Crowding-out theory is closely associated with the economists Bacon and Eltis, who looked at the apparent de-industrialisation of the UK economy during the 1960s and 1970s. Crowding out can be defined at the process of ‘squeezing’ out the privately owned manufacturing sector by the expansion of the public sector. It is argued that crowding out occurs because of the inherent scarcity of financial and real resources. The more the (inefficient) public sector uses scarce resources, the less resources are available for the more efficient and productive private sector.

Bacon and Eltis identified two types of crowding out.

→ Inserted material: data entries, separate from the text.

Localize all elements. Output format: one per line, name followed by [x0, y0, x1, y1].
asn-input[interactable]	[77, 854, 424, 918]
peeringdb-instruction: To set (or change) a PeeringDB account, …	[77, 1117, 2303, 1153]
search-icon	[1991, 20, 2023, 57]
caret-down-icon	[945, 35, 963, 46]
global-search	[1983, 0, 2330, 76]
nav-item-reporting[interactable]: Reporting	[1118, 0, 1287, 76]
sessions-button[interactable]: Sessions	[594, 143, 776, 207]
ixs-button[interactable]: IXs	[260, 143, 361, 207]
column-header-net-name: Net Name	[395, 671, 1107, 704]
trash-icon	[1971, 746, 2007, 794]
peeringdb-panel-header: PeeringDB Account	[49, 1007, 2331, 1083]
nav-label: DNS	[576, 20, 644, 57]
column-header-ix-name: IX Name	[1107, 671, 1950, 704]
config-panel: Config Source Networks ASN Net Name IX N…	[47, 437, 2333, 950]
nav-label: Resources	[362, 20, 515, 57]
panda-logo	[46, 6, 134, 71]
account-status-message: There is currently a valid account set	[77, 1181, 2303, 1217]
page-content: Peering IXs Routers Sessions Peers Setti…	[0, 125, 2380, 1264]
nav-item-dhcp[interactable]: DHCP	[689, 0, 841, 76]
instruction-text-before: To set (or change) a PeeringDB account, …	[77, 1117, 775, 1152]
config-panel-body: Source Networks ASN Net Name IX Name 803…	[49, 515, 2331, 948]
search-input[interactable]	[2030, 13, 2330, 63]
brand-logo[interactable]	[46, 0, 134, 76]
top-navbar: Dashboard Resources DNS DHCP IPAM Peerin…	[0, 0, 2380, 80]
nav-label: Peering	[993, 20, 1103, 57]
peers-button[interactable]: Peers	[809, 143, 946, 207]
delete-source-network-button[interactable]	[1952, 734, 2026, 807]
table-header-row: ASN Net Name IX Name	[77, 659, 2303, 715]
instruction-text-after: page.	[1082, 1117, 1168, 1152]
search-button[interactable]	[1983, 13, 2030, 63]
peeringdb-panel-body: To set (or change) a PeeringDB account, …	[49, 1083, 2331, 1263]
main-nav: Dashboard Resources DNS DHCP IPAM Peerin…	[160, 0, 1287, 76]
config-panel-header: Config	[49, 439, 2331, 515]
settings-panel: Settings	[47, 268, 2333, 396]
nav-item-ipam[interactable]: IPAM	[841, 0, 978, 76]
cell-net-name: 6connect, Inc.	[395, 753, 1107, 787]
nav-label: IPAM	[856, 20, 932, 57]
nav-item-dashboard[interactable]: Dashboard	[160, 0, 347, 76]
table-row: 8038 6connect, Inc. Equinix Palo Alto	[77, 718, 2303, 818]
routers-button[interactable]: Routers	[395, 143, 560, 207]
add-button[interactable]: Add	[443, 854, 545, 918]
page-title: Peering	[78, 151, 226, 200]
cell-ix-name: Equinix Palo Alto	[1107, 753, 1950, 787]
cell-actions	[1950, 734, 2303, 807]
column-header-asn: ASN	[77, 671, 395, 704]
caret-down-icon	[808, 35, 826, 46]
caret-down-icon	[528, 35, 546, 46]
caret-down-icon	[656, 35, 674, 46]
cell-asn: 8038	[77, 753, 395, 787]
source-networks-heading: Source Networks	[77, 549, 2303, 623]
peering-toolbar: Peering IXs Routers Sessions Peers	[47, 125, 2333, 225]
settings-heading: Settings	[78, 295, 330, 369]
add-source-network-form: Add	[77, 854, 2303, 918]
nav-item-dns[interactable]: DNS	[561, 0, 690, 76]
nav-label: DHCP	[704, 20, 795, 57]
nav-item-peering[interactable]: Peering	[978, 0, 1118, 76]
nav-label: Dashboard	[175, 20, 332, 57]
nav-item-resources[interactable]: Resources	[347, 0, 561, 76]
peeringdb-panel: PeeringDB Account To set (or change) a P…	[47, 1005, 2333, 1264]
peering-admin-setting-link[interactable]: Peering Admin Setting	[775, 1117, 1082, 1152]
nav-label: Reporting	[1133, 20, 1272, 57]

  • Financial crowding out – if the public sector expands and needs to borrow from the financial sector interest rates may be driven up. This leads to a reduction in private sector investment.
  • Resource , or physical, crowding out – in a similar way, as the public sector expands there is an increase in the demand for other resources which drives up their price, including wages and rents – hence the private sector suffers.
SOURCEBACON, R, AND ELTIS, W, 1976: BRITAIN’S ECONOMIC PROBLEM – TOO FEW PRODUCERS, MCMILLAN

Political constraints

A major constraint to government spending across the EU is membership of the Stability and Growth Pact which limits government borrowing to no more than 3% of  national income in any one year, and accumulated public debt should not exceed 60% of the value of national income. The purpose of the Stability Pact was to prevent euro area countries weakening the value of the Euro by printing money, which occurs when governments borrow from the money markets. In the late 1990s, the UK Chancellor imposed a different constraint – that borrowing is acceptable if it funds capital, rather than current public sector spending – the so-called golden rules. However, as early as 2006 a large number of EU countries had exceeded the debt limits laid down in the Stability Pact.

Greek debts

In 2011, Greece needed a massive bail-out from other members of the euro area to cope with debts which the IMF estimated represented some 165% of GDP. By 2014 this had risen to nearly 180%, as the table below indicates. Italy and Portugal were close behind, with debt ratios of 156.6% and 149.9% respectively.